His parents, who owned a dry cleaning shop in Ohio, discouraged him from pursuing a career in the arts. But he figured, if he could do what he wanted, he would give it his best shot.
He ended up going to School of Visual Arts in New York.
He discovered graphic design and gravitated toward it because one could fuse the language of art, illustration and design. He did album covers and books, among other things.
Cruz then started his career in San Francisco, working at Studio Archetype, owned by digital pioneer Clement Mok, who was also the founder of Front Page, a Web design program, which was later sold to Microsoft.
After a short stint with Wieden & Kennedy, Cruz moved back to LA and joined Imaginary Forces.
There, he learned how to do motion graphics and make design move, as well as how Hollywood movie magic was done, shooting and producing TV commercials and music videos.
Cruz went to Cranbrook to “de-professionalize.” It was during this time that he dug up his roots, trying to find out why we are who we are and how we came to be.
On the Internet, he found out that Filipinos actually had their own form of alphabet called Alibata or Baybayin, which the Spaniards made extinct.
Cruz created a modern version of the Filipino alphabet, what Alibata could look like if it were alive today. This exploration led him to create a body of work, a film and print piece, titled “Bahala Na,” a portrait of the Philippines, which featured the Mangyans of Mindoro, one of the last two tribes that still use this ancient form of writing.
While backpacking in China, he sent John Jay, Wieden & Kennedy (WK) global executive creative director, his reel. He rejoined WK, where he made the best work of his career. He lived in London for 14 months.
Later, he was offered a job in Malaysia.
Cruz was recently in Manila to give a lecture about his work.
Last week marked the first time Cruz was professionally connected with the Philippine creative community.

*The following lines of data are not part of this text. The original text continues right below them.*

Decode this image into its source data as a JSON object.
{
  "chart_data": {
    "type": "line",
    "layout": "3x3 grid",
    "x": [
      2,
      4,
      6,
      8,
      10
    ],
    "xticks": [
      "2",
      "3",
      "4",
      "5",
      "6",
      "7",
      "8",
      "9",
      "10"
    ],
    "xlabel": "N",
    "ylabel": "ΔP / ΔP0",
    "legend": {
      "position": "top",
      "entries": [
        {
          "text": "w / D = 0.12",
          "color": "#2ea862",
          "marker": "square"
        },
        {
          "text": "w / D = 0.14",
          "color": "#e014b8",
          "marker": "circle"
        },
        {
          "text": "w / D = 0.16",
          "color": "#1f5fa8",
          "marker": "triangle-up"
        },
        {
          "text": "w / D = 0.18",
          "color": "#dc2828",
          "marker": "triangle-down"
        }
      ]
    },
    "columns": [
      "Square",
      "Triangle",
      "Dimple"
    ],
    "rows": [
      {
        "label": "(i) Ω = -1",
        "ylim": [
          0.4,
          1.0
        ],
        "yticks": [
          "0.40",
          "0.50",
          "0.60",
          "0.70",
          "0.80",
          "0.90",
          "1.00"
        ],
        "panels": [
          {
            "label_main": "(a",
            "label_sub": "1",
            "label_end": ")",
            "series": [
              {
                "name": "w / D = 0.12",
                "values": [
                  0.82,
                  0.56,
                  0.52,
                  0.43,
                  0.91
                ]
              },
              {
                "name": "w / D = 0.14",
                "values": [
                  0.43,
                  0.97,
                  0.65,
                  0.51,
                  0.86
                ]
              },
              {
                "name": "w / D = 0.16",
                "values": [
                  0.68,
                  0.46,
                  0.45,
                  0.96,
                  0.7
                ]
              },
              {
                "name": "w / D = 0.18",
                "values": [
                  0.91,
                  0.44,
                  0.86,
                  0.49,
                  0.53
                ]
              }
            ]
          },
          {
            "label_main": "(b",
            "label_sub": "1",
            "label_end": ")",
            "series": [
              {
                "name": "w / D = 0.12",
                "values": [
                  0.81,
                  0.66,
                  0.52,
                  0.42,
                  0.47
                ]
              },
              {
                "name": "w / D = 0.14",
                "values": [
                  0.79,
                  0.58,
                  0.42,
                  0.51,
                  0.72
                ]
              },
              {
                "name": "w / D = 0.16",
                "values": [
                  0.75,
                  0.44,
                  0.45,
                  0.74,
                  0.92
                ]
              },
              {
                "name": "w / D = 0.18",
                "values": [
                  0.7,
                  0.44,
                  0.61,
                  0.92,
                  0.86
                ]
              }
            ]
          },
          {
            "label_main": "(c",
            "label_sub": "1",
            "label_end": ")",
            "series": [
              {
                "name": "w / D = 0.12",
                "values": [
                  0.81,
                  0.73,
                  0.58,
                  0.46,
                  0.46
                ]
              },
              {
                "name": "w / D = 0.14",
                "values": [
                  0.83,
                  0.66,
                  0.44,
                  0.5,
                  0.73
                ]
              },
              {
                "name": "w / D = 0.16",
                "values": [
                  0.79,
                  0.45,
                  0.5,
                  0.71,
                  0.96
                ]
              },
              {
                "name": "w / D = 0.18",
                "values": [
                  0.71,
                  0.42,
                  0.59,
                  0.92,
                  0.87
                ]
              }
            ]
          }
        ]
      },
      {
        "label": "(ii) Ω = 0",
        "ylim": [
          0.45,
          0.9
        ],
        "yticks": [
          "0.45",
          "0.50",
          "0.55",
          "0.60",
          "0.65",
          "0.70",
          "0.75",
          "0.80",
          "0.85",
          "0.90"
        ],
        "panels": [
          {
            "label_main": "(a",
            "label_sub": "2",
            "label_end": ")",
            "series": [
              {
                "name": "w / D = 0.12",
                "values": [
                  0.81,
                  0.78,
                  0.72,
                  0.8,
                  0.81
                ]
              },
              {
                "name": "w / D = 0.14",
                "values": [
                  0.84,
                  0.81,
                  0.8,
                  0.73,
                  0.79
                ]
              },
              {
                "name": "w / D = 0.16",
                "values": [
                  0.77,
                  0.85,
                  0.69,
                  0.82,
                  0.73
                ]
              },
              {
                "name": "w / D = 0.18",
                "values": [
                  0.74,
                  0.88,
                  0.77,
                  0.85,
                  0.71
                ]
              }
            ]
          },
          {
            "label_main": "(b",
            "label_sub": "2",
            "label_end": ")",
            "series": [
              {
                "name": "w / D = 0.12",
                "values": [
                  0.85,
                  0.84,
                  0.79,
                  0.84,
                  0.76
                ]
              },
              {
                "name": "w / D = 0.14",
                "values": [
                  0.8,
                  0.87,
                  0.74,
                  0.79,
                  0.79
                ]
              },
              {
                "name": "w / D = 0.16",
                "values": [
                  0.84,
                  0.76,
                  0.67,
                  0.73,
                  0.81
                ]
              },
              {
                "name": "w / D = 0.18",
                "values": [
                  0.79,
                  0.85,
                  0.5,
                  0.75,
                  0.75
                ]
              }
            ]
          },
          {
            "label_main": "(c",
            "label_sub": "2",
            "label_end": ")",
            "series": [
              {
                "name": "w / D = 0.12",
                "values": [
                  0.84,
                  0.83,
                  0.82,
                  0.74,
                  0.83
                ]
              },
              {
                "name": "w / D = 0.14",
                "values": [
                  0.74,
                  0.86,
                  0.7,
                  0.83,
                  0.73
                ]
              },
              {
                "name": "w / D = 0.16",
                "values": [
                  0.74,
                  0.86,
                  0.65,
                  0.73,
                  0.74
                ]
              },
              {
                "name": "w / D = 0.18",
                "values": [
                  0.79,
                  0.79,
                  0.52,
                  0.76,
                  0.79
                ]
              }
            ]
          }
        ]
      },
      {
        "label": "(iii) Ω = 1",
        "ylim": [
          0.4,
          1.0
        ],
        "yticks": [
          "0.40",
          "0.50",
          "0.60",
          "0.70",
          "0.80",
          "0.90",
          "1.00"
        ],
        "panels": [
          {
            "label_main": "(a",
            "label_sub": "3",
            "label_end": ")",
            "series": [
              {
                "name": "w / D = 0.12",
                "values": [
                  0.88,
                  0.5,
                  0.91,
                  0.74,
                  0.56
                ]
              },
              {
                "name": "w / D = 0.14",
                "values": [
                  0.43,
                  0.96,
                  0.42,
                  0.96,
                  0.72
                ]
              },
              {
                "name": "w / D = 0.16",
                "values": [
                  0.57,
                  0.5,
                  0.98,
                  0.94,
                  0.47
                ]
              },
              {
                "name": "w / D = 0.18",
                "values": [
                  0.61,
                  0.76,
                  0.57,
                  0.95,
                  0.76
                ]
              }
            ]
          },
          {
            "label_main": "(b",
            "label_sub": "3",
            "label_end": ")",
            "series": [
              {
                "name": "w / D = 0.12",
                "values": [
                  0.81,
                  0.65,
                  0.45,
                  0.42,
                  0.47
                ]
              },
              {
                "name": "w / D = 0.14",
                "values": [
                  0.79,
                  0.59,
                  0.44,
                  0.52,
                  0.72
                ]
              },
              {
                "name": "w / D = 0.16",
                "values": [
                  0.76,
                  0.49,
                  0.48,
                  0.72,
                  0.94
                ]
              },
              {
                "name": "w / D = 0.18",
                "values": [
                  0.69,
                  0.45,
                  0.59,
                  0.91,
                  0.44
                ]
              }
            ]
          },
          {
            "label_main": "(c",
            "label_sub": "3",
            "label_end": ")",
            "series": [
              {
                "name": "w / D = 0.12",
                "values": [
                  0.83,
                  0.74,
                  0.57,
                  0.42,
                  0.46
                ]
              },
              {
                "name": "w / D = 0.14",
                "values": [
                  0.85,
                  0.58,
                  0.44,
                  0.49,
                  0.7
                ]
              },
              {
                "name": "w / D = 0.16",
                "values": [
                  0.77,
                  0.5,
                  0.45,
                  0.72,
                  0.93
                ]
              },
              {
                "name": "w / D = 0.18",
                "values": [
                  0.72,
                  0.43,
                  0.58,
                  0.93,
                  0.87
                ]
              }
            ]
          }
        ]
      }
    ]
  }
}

Over an interview, he says, “I would love to one day return and teach other Flips what I know how to do. I want to give back one day. I would love to have more of an ongoing interaction with the ad industry in the Philippines. I also want to do some personal projects here sometime soon,” he says.
“Learn the craft and pump something original in the global broadcast. The rest will work itself out. People worldwide will find those who do something great. I’m a firm believer that everything exists, waiting to be discovered,” he says.